Malignant Hyperthermia
Malignant hyperthermia is a rare, inherited reaction to certain anesthetic gases and a specific muscle relaxant. In susceptible individuals, these drugs trigger a dangerous spike in body temperature, rapid heart rate, and severe muscle rigidity. It runs in families, most often linked to a mutation in the RYR1 gene. If you have a family history of problems during anesthesia, particularly unexplained fevers or deaths, tell your anesthesia provider. The condition is treatable when caught early, and alternative anesthetic approaches exist for people known to carry the genetic susceptibility.
Risks for Young Children
In 2016, the FDA issued a warning about potential effects on brain development when children under three (or pregnant women in the third trimester) receive general anesthesia, particularly for repeated exposures or procedures lasting longer than three hours. Animal studies show clear evidence of harm at these durations, and some human studies suggest an association with later learning or behavioral differences, though a direct cause-and-effect relationship hasn’t been proven.
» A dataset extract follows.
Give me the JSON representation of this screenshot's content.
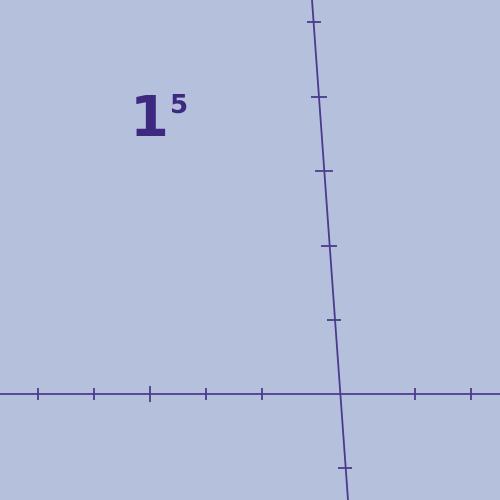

Most pediatric anesthetics fall well below the concerning threshold. An analysis of approximately 1.5 million pediatric anesthesia records found the median duration was 57 minutes, with only 6% lasting longer than three hours. For infants under one year, about 14% of procedures exceeded three hours. A single, short exposure for a necessary procedure is generally considered low risk, but when surgery can safely be delayed past age three, that option is worth discussing with your child’s surgeon.
What Raises Your Personal Risk
Your overall health matters more than anesthesia itself for most serious complications. The factors that increase risk most significantly include heart or lung disease, obesity, obstructive sleep apnea, diabetes, kidney or liver problems, smoking, and advanced age. Patients classified as having serious systemic disease have seen the steepest declines in anesthesia-related deaths in recent years, reflecting improvements in monitoring and technique, but they still face meaningfully higher risk than healthy patients undergoing the same procedures.
Being honest and thorough during your preoperative assessment is one of the most effective things you can do to reduce risk. That means disclosing all medications (including supplements and recreational drugs), prior reactions to anesthesia, family history of anesthesia problems, and conditions like sleep apnea that you might not think to mention. Your anesthesia team uses this information to choose the safest approach and anticipate complications before they happen.